今は、全員が楽しく過ごせる空間っていうのが大事と思っていて、
気が合いそうな人っていう基準で一緒に住んでるんだけど、
これからは、この風呂屋をどうするか、とか、
この町をどうするか、っていう視点で、
住む人を選んでも面白いのかなと思って。

うんうん。

たとえば、営業時間前に、
ヨガのイベントを毎日定期的にやりたいと思ったら、
ヨガのインストラクターをスカウトして住まわせるのが
一番早いじゃん、とか。

たしかに。
銭湯の部分だけじゃなく、
住居の部分もゼロからアレンジが出来るってのは、
クリエイティブだなあ。

やっぱり、家があるっていうのはいい。
「一緒に住もうぜ!」って言えるのが、すごく魅力的。

そうだよね。
しかも、自分はずっと家にいるわけだから、
その魅力を最大限に享受出来るし。

昔にシェアハウスやってた時も、
よく住人をスカウトしてた。
「ウチ来なよ」と。

(笑)その口説き文句、
超カッコいい!

こういう、シェアハウスとか、
コレクティブハウスっていうのがうまくいった後、
その次にやってみたいと思ってるのが、
コレクティブタウンていう形で。

コレクティブタウン?

公共の物とか、みんなでシェアし合えるものは、
町として持って、町全体の負担を減らす、っていう発想で、
その時に、銭湯っていうのは、
コレクティブタウンの一つの機能になると思う。

なるほど。
町自体で銭湯を何軒か所有して、
住民はタダでまわれる、みたいなことだね。

そういう、街を改造する計画もやってみたい。
自分とつながって、協力しあえるメンバーが、
この町にどんどん住んでもらって。

町に誘致しちゃうんだ!?
それはいいなあ。
子供の学校とかも一緒になるし。

すぐ近くの潮田神社っていうところで祭りがあるんやけど、
その祭りがまたね、ものすごい盛り上がる。


こんなに鶴見に人がいたんだ、ぐらいに。

そこらへんは、やっぱり、
下町の気質が残ってるね。

祭り好きで血の気が多い人たちばっかりで、
みんなエグザイルに見える。

(笑)エグザイル、
どういうイメージなんだ。
鶴見も、このあたりは、
昔の風情が残っていていいところだね。

この地元の人たちとのコミュニケーションを、
もっと増やしていきたいし、
近くで商売やる人を募集して、
全面的にサポートしたい。
この文化は残していきたいね。
たとえ他の銭湯が営業を止めてしまったとしても、
最後の一軒になるまで生き残ろう、と思う。
(2012年2月 鶴見「清水湯」にて)

清水宣晶からの紹介】
高橋さんは、営業終了後の、誰もいなくなった銭湯の湯に浸かりながら、友人の話しを聞くことを得意としている。悩み事を抱えた人も、整理しきれないモヤモヤを抱えている人も、そこで話しをするうちにスッキリとした表情で帰っていく。
彼の、話しやすい雰囲気と、温かい湯との相乗効果で、そこは無上の癒しの空間になっているのだと思う。

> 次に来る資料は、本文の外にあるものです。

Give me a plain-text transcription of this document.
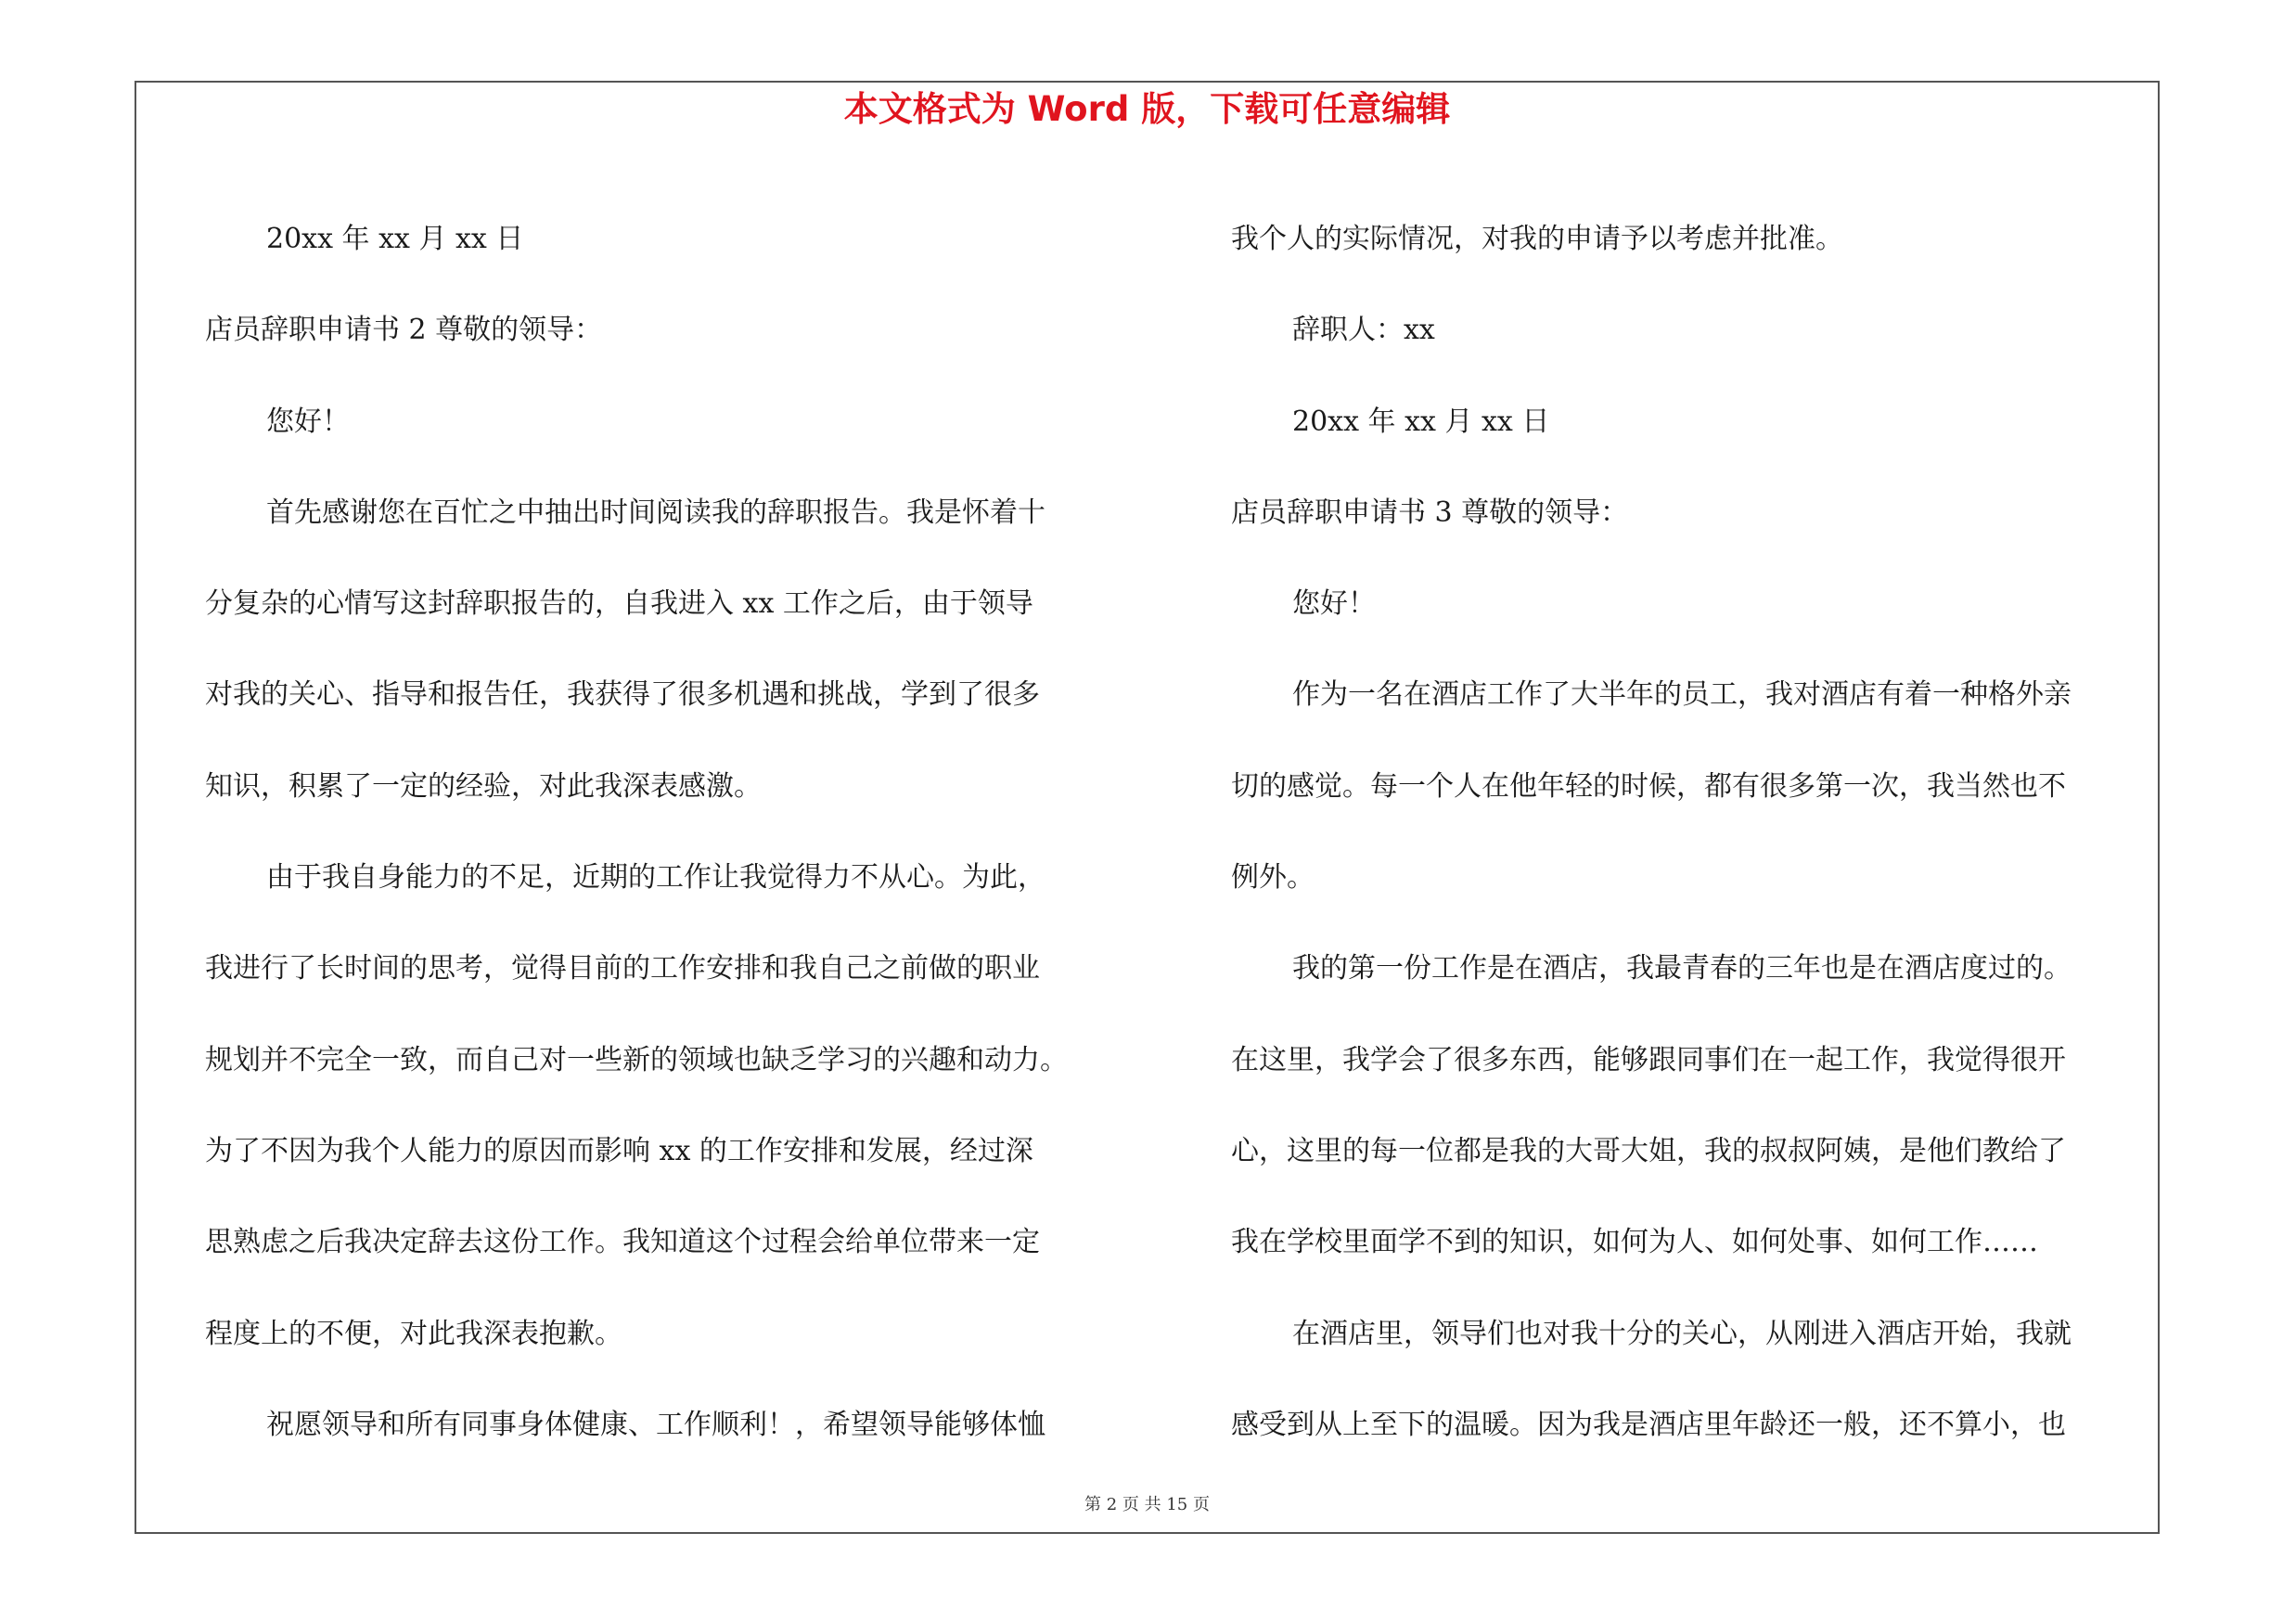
本文格式为 Word 版，下载可任意编辑
20xx 年 xx 月 xx 日
店员辞职申请书 2 尊敬的领导：
您好！
首先感谢您在百忙之中抽出时间阅读我的辞职报告。我是怀着十
分复杂的心情写这封辞职报告的，自我进入 xx 工作之后，由于领导
对我的关心、指导和报告任，我获得了很多机遇和挑战，学到了很多
知识，积累了一定的经验，对此我深表感激。
由于我自身能力的不足，近期的工作让我觉得力不从心。为此，
我进行了长时间的思考，觉得目前的工作安排和我自己之前做的职业
规划并不完全一致，而自己对一些新的领域也缺乏学习的兴趣和动力。
为了不因为我个人能力的原因而影响 xx 的工作安排和发展，经过深
思熟虑之后我决定辞去这份工作。我知道这个过程会给单位带来一定
程度上的不便，对此我深表抱歉。
祝愿领导和所有同事身体健康、工作顺利！，希望领导能够体恤
我个人的实际情况，对我的申请予以考虑并批准。
辞职人：xx
20xx 年 xx 月 xx 日
店员辞职申请书 3 尊敬的领导：
您好！
作为一名在酒店工作了大半年的员工，我对酒店有着一种格外亲
切的感觉。每一个人在他年轻的时候，都有很多第一次，我当然也不
例外。
我的第一份工作是在酒店，我最青春的三年也是在酒店度过的。
在这里，我学会了很多东西，能够跟同事们在一起工作，我觉得很开
心，这里的每一位都是我的大哥大姐，我的叔叔阿姨，是他们教给了
我在学校里面学不到的知识，如何为人、如何处事、如何工作……
在酒店里，领导们也对我十分的关心，从刚进入酒店开始，我就
感受到从上至下的温暖。因为我是酒店里年龄还一般，还不算小，也
第 2 页 共 15 页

銭湯というのは、古来から、一日の疲れを洗い流す場であるというだけでなく、隣近所の人たちと顔をあわせて世間話しをする、日常のコミュニケーションの場でもあった。
そういう、銭湯が持つ機能が今再び見直されていて、銭湯は古くから続く文化であると同時に、最先端のクールなスポットとしても注目を集めている。
シェアハウスもまた、昔の長屋の伝統が、今の人々が求める形で現代に蘇ったものであり、それらがハイブリッドに融合している清水湯という場は、とても魅力的な空間だ。

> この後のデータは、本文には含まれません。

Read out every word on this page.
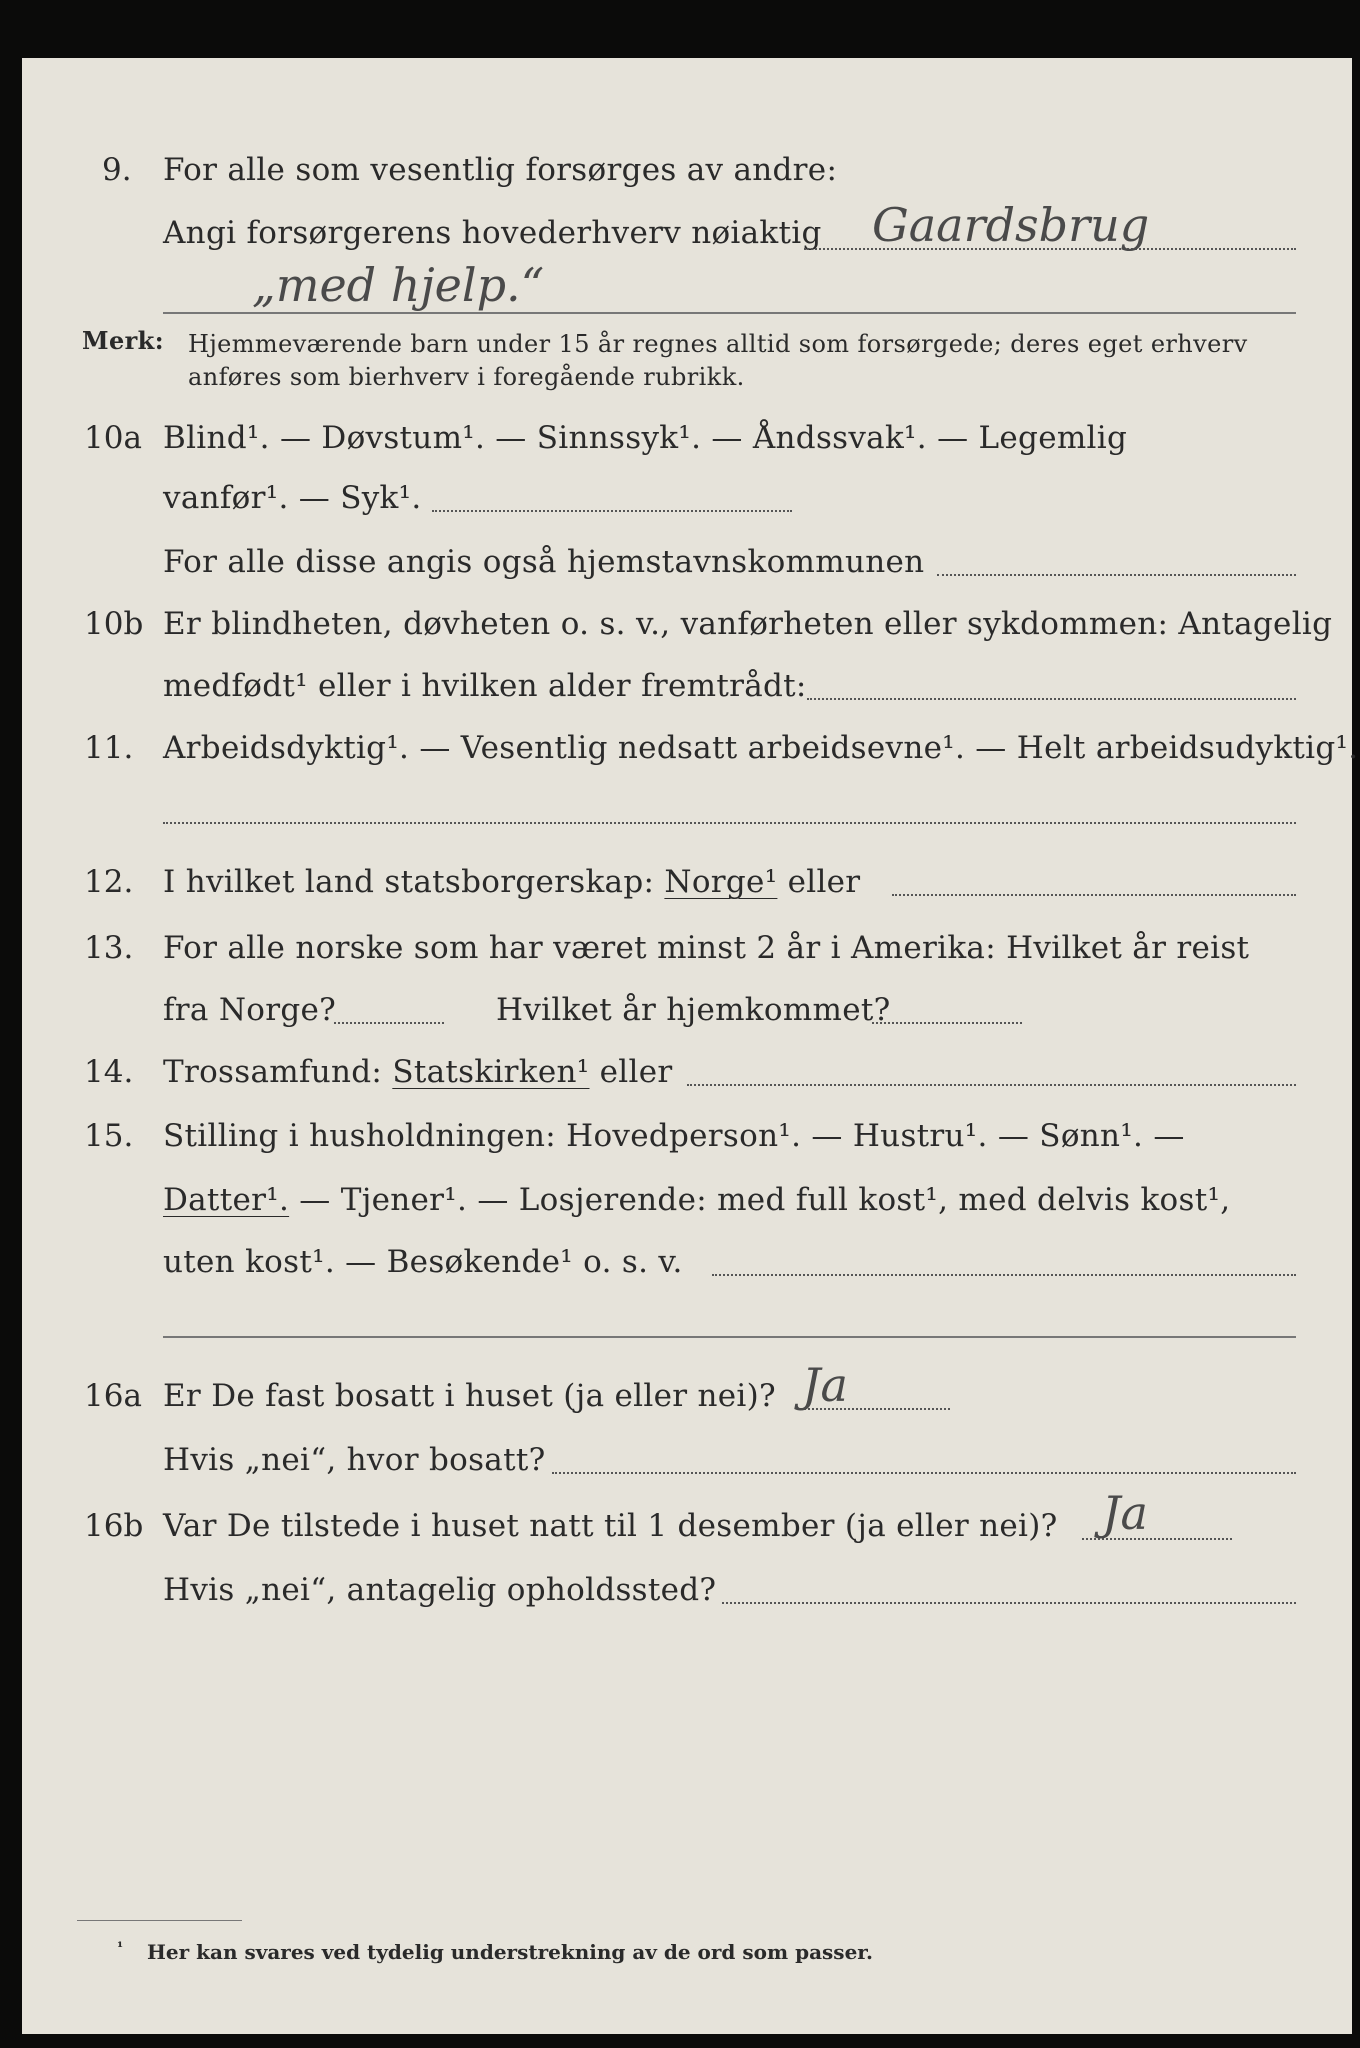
9. For alle som vesentlig forsørges av andre:
Angi forsørgerens hovederhverv nøiaktig Gaardsbrug
„med hjelp.“
Merk: Hjemmeværende barn under 15 år regnes alltid som forsørgede; deres eget erhverv
anføres som bierhverv i foregående rubrikk.
10a Blind¹. — Døvstum¹. — Sinnssyk¹. — Åndssvak¹. — Legemlig
vanfør¹. — Syk¹.
For alle disse angis også hjemstavnskommunen
10b Er blindheten, døvheten o. s. v., vanførheten eller sykdommen: Antagelig
medfødt¹ eller i hvilken alder fremtrådt:
11. Arbeidsdyktig¹. — Vesentlig nedsatt arbeidsevne¹. — Helt arbeidsudyktig¹.
12. I hvilket land statsborgerskap: Norge¹ eller
13. For alle norske som har været minst 2 år i Amerika: Hvilket år reist
fra Norge?	Hvilket år hjemkommet?
14. Trossamfund: Statskirken¹ eller
15. Stilling i husholdningen: Hovedperson¹. — Hustru¹. — Sønn¹. —
Datter¹. — Tjener¹. — Losjerende: med full kost¹, med delvis kost¹,
uten kost¹. — Besøkende¹ o. s. v.
16a Er De fast bosatt i huset (ja eller nei)? Ja
Hvis „nei“, hvor bosatt?
16b Var De tilstede i huset natt til 1 desember (ja eller nei)? Ja
Hvis „nei“, antagelig opholdssted?
¹ Her kan svares ved tydelig understrekning av de ord som passer.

高橋さんの目線は常に上を向いていて、単に現状維持をするために清水湯を継いだのではなく、その業界や、自分が住む街を活性化させるために、銭湯をどう活用出来るかということを真剣に考えている。
彼の、「ウチ来なよ!」と気軽に声をかけるオープンな姿勢と、柔軟な発想によって、清水湯と「3代目ネットワーク」が、この先どう発展していくのか、今からものすごく楽しみだ。